We conclude that if an SPS were installed, the lot under study would save 64.3 kg (141.76 lbs) in generated CO2 emissions. The CO2 saved by the SPS would be enough to fill about 36 m3 (9,500 gallons). A word of caution: Although that may sound like a lot, consider how the CO2 generated by those cars will be measured in tons (the average car generates 5.1 tons of CO2 in a year), whereas the savings from this SPS for this lot alone will be measured in kilograms.
Ultimately, 11 s is a small amount in the scheme of a student’s entire day. Although the current parking search time and environmental savings do not justify an expensive system, it is likely that an economy of scale could be taken advantage of as more drivers share the cost of a university-wide system and receive greater benefits. Moreover, one limitation of our study was that we sampled only a portion of parking search times for any given driver. One assumption we came across as we searched for an explanation for our low search time savings was that because the lot was across the street from the main campus, it can be assumed that most drivers entering the lot entered as a last resort and had already been searching for some time. That assumption means additional time would have been saved had the SPS governed multiple lots instead of the one lot in this study.
Conclusion
In this article, we investigated how SPSs affect parking search time using discrete event simulation. Our results confirm that an SPS can make a positive difference in how people use parking lots by reducing search time. As society develops and grows in size, there will be a need to update the transportation infrastructure to accommodate this new growth. New SPS technology is a promising tool to improve the search process as lots grow larger.

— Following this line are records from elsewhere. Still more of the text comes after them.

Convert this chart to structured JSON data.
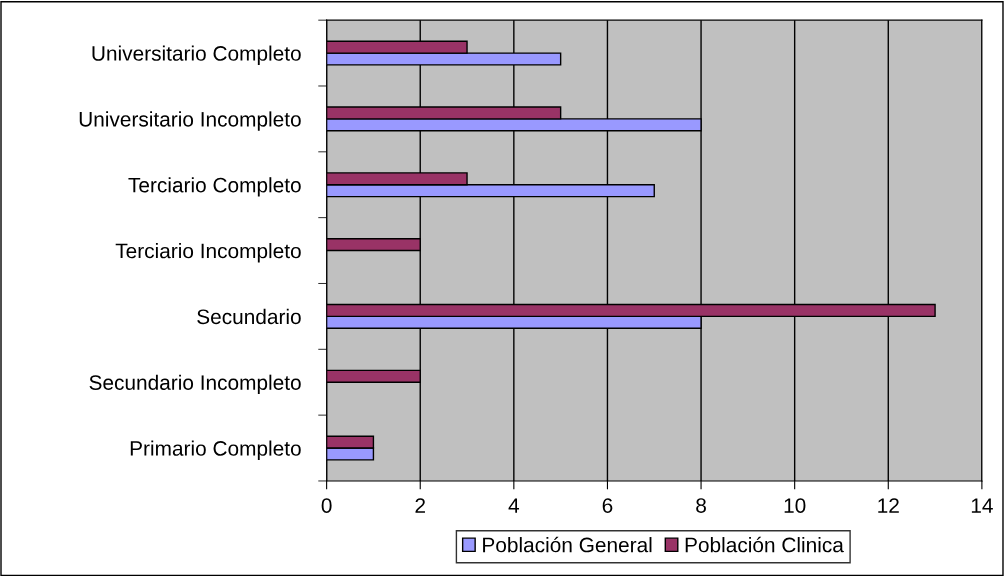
{
  "chart_data": {
    "type": "bar",
    "orientation": "horizontal",
    "categories": [
      "Universitario Completo",
      "Universitario Incompleto",
      "Terciario Completo",
      "Terciario Incompleto",
      "Secundario",
      "Secundario Incompleto",
      "Primario Completo"
    ],
    "series": [
      {
        "name": "Población General",
        "color": "#9999ff",
        "values": [
          5,
          8,
          7,
          null,
          8,
          null,
          1
        ]
      },
      {
        "name": "Población Clinica",
        "color": "#993366",
        "values": [
          3,
          5,
          3,
          2,
          13,
          2,
          1
        ]
      }
    ],
    "xlim": [
      0,
      14
    ],
    "xticks": [
      0,
      2,
      4,
      6,
      8,
      10,
      12,
      14
    ],
    "grid": "x",
    "legend": "bottom"
  }
}
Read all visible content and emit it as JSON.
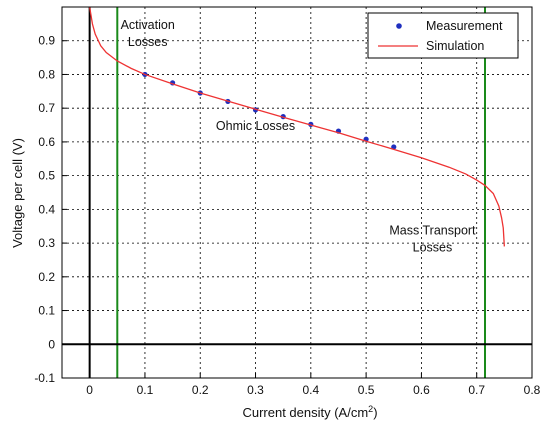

Although our findings were significant and savings could be realized with an SPS, the costs of the system outweigh the benefits in this case. There is reason to believe, however, that the benefits of an SPS would be magnified on a greater scale in which there were many lots to choose from, much like the study conducted by Fries et al. (2010). The next step in determining whether or not an SPS would be beneficial to ERAU is to model multiple parking lots to get a more accurate depiction of parking search time savings and their economic impact.